Elías se calló y continuó remando.

—Voy creyendo que no os falta razón —murmuró en voz baja Crisóstomo— cuando decís que la justicia debía procurar el bien por la recompensa de la virtud y la educación de los criminales. Sólo que… esto es imposible, utópico; pues, ¿de dónde sacar tanto dinero, tantos nuevos empleados?

—¿Y para qué están los sacerdotes que pregonan su misión de paz y caridad? ¿Será más meritorio mojar con agua la cabeza de un niño, darle a comer sal, que despertar en la oscurecida conciencia de un crimina esa centella, dada por Dios a cada hombre para buscar el bien? ¿Será más humano acompañar a un reo al patíbulo que acompañarlo por la difícil senda que conduce del vicio a la virtud? ¿No se pagan también espías, verdugos y guardias civiles?
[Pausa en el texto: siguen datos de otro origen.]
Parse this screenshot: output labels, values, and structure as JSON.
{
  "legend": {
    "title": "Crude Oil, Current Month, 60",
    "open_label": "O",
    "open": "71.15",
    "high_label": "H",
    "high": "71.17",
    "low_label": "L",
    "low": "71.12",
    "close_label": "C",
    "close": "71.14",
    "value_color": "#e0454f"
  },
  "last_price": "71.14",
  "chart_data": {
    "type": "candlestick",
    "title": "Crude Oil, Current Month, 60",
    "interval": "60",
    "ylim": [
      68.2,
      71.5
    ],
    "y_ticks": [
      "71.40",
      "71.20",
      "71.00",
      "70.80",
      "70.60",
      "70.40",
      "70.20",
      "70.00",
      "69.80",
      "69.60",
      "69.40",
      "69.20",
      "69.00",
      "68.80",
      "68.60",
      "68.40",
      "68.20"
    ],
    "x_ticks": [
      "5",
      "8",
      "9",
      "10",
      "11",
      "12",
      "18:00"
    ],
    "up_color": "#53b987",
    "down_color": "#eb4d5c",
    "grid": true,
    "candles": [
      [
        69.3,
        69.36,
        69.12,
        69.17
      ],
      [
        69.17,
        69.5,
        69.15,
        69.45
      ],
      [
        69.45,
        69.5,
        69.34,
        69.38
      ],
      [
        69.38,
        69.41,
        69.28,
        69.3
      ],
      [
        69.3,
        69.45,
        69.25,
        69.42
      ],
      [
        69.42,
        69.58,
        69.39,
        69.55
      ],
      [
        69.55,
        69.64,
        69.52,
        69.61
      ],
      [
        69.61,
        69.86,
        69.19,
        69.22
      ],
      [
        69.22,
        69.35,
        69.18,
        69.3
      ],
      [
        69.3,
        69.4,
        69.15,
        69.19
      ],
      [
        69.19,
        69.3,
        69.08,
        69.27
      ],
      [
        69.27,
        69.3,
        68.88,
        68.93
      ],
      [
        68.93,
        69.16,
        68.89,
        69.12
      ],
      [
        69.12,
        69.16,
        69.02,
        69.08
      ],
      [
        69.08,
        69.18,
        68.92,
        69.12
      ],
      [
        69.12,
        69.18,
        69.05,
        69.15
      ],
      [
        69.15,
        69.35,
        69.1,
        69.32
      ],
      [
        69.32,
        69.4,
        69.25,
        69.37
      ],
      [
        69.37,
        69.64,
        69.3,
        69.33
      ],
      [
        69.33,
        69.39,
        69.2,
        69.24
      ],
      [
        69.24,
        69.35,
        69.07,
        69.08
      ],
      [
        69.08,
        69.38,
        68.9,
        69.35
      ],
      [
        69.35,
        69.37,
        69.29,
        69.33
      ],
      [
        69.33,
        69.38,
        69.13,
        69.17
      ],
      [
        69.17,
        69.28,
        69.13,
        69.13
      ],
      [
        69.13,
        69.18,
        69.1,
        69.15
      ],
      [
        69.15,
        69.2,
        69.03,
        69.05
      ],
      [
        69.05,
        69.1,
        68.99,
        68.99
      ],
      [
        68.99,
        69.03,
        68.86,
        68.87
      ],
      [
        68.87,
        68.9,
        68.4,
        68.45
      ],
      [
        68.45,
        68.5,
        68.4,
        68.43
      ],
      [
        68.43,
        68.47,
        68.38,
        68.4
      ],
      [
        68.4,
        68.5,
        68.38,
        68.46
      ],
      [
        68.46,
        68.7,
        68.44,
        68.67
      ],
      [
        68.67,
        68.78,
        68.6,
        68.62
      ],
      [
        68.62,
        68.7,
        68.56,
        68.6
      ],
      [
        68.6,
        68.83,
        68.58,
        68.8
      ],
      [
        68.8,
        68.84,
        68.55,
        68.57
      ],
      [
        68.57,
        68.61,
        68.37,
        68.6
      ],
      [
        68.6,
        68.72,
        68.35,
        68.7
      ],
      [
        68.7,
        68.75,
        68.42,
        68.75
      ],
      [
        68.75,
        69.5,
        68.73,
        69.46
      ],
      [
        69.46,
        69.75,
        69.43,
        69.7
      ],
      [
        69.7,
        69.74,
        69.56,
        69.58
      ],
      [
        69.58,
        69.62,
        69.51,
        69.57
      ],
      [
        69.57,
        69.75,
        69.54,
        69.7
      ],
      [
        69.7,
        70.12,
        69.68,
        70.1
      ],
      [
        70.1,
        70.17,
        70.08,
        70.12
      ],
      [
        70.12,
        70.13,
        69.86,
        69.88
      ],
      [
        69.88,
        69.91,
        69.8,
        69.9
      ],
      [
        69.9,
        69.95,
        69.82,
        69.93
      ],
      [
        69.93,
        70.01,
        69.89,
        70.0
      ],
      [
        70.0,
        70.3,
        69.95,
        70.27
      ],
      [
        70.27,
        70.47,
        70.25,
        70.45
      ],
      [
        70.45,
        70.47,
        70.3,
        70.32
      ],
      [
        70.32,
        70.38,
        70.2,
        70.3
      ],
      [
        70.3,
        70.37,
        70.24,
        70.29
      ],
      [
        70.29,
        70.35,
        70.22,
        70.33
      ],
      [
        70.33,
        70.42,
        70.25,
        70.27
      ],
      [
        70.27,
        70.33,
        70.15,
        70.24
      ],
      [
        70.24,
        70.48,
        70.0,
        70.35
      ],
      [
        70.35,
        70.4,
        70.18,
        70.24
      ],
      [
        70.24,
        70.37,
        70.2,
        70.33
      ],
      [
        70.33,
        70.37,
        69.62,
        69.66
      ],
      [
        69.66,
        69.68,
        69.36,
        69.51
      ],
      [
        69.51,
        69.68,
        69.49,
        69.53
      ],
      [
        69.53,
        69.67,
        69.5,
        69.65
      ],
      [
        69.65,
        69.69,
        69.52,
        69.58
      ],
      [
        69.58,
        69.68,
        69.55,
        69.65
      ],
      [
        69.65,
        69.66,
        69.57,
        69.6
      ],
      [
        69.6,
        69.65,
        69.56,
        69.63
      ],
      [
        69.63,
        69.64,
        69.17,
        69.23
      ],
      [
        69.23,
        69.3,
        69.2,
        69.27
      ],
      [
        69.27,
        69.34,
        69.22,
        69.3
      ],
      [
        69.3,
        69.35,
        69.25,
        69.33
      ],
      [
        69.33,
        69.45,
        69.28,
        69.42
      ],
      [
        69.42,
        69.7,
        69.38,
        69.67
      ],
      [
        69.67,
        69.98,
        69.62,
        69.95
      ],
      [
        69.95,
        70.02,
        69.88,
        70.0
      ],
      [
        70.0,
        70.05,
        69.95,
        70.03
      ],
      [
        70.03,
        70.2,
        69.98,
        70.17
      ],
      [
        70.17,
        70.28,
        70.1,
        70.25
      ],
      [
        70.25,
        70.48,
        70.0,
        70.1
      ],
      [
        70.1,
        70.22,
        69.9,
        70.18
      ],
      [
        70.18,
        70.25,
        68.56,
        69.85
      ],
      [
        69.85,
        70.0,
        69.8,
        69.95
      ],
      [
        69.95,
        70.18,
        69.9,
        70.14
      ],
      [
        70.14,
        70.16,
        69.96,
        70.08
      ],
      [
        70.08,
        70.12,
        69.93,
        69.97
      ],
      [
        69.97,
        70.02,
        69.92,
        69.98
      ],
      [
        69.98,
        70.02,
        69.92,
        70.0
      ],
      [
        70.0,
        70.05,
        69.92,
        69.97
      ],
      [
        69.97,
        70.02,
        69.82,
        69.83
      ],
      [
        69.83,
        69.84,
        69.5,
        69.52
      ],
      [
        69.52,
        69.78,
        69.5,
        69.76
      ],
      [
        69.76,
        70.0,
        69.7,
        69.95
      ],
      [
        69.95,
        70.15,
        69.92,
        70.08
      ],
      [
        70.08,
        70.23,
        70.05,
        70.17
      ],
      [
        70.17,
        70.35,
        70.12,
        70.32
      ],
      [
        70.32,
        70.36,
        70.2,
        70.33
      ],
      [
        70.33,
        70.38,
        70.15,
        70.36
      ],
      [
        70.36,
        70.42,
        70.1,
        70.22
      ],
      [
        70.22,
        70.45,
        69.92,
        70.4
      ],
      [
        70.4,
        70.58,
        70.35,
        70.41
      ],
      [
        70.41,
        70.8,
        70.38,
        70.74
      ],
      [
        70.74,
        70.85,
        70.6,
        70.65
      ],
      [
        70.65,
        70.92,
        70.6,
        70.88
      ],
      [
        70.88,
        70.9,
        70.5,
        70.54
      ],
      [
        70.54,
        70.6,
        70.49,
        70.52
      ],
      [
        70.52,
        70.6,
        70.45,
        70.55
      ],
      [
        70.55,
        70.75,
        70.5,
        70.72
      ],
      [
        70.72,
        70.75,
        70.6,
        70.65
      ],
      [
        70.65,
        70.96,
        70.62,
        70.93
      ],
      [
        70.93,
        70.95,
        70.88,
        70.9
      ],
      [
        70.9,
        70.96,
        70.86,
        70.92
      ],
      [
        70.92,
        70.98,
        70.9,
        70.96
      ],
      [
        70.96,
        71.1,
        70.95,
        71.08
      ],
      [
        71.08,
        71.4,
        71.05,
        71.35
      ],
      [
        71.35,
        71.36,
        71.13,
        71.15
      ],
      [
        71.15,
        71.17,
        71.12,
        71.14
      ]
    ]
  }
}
Esto, sobre ser sucio, cuesta dinero también.

—Amigo mío, ni vos ni yo, aunque lo queramos no lo conseguiremos.

—Solos, en verdad, no somos nada; ¡pero tomad la causa del pueblo, uníos al pueblo, no desoigáis sus voces, dad ejemplo a los demás, dad la idea de lo que se llama una patria!

—Lo que pide el pueblo es imposible, es menester esperar.

—¡Esperar, esperar equivale a sufrir!

—Si lo pidiese, se me reirían.

—¿Y si el pueblo os sostiene?

—¡Jamás! No seré yo nunca el que he de guiar a la multitud a conseguir por la fuerza lo que el Gobierno no cree oportuno, ¡no! Y si yo viera alguna vez a esa multitud armada, me pondría del lado del Gobierno y la combatiría, pues en esa turba no vería a mi país. Yo quiero su bien, por eso levanto una escuela; lo busco por medio de la instrucción, por el progresivo adelanto; sin luz no hay camino.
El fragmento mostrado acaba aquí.